Keep logic in adapters only when it is framework or presentation plumbing.
NTS Placement
Use these default homes:
- Domain model and invariant behavior:
src/Domain/NTS.Domain*.
- Shared application use cases, ports, factories, and orchestration:
src/NTS.Application*.
- Storage and direct infrastructure implementations:
src/NTS.Storage or app infrastructure projects.
- Azure Functions, Blazor components, hubs, controllers, and app entrypoints:
src/Apps/*.
Prefer src/NTS.Application for reusable Application services. App-specific services may live near the app when the behavior is genuinely app-local, but still treat them as Application services: inject them, keep adapters thin, keep domain state changes inside domain objects, and keep infrastructure behind ports.

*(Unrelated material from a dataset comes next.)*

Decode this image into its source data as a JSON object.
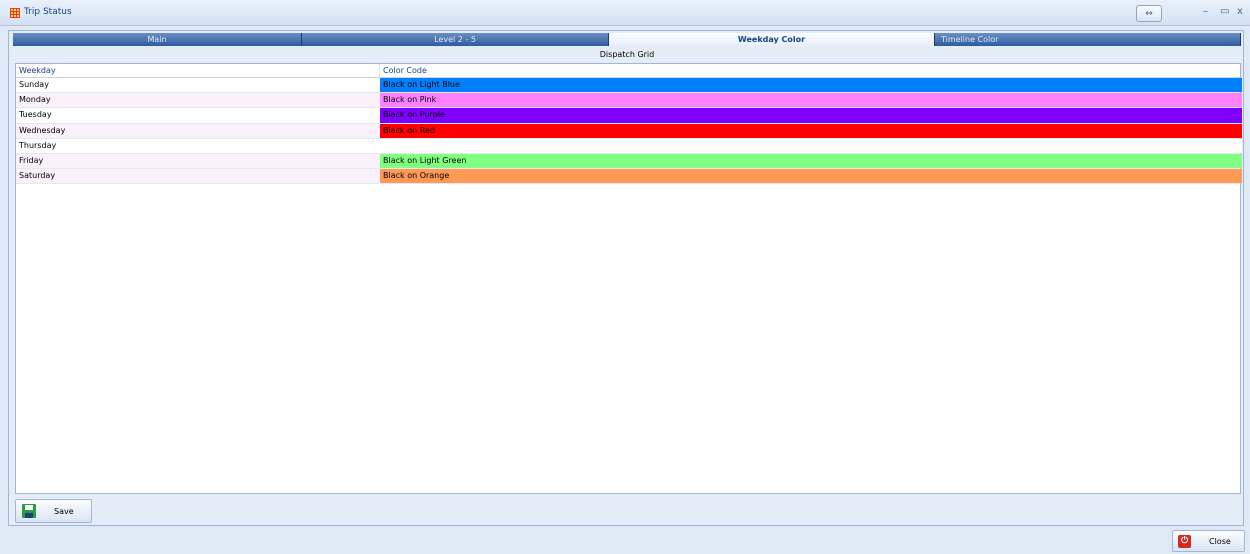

Use interfaces for injected collaborators, implement services with the repo's injection marker such as ITransient when appropriate, and see $service-helper-collaborator-definitions when deciding between a Service, Helper, Processor, or more specific collaborator.
Testing Expectations
Test the owning layer:
- Domain tests instantiate domain objects directly, exercise valid transitions, assert invalid transitions throw
DomainException, and verify failed transitions leave state unchanged.
- Application service tests mock repositories/ports, verify orchestration, saved state, domain event publication, and infrastructure boundary calls.
- Adapter tests verify binding, authorization/response behavior, and delegation to Application services without duplicating domain tests.